Striking was the panel on education, elucidating the urgent need for improvement, better training, teachers’ pay, etc., followed by the Deputy Minister of Economics’ arguments for cuts, contingencies and measurements before releasing funds. Totally ignoring the previous panels’ cry for help. By the way, both panels finished to great applause from the same audience.

In two days of debate, the name of the President – Bolsonaro – was hardly mentioned.

Supreme Judge Barroso’s closing remarks reiterated his opening speech, claiming the Forum had reached consensus on a number of issues.

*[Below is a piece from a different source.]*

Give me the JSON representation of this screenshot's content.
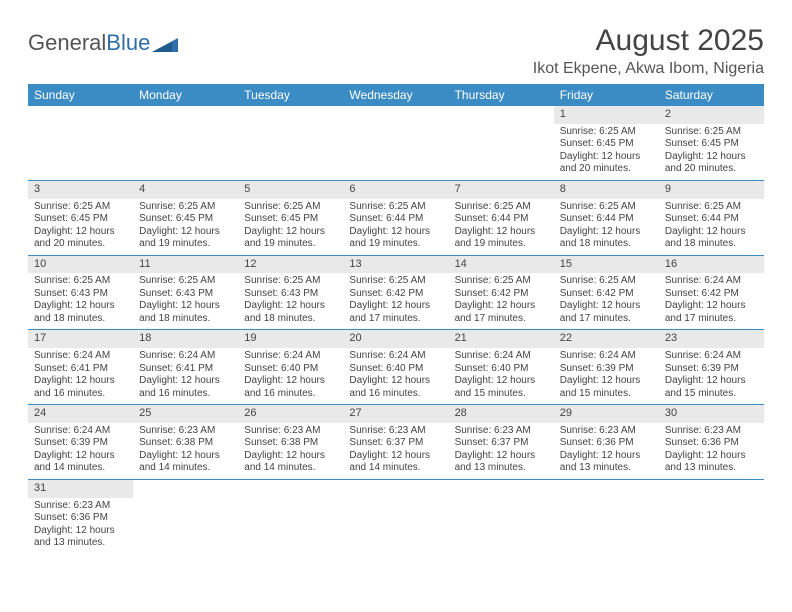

In between, there were a few highlights.  Barroso himself stated he had not been happy with the impeachment. However, he would not expand on this topic because he did not want to talk about politics. Apparently, advocating ‘less government’, something he did do, is not a political act, just a scientific necessity.

On a positive note, Folha’s journalist, Mônica Bergamo, admitted that the Brazilian press failed to criticise and investigate Lava Jato once it overstepped its limits. There was a whole panel on fake news, an important topic to understand the rise of the far right across the globe.

Lindbergh Farias and Benedita da Silva, both from the Workers’ Party, together with Sonia Guajajara and Flávio Dino were the only dissenting voices of the Forum.

Each in their own way were there to provide diversity and dissent from what otherwise constituted Justice Barroso’s ‘consensus’. Whether at LSE, or the more exclusive Oxford, where at least three quarters of the audience were made up of the organising students, journalists or the speakers themselves, they looked as out of place as the absent people they claimed to represent.

Nevertheless, they were there to remind us that corruption is not confined just to the executive or the legislative, but that it is also present in the judiciary. That life outside the capitalist individual system is possible and that it should be respected and preserved. That whilst we have Brazil’s foremost leader in jail, our democracy is a farce.

But perhaps the most incisive contribution came from Benedita da Silva. In non-academic language she reminded us who the real people behind the statistics were. She talked about the poor, black working women of Brazil. She reminded us that maids and single mothers had the same dreams for their children as middle-class women. She told us that the private sector would not be interested in serving a good part of Brazil’s population as there were no profits to be made from them once the golden pot of less government was achieved. She warned that the government’s plans would turn social security into nothing more than a flimsy, rotten safety net, providing no dignity for people who had worked hard all their lives and had no one else to rely on. She reminded us of our slavery past and how its repercussions are still felt today. She denounced fake meritocracy that forgets that people do not start with the same life chances. She reminded us that poverty and social class are permeated by gender and colour and that identity cannot be erased out of social policy.

And I wish I could believe that she made organisers, guest speakers and the audience think again and convinced them that politics cannot be a place just populated by those who have forged their identities among condominiums and ivory towers and that we have less to learn from British democracy than from the current state of our own. I wish.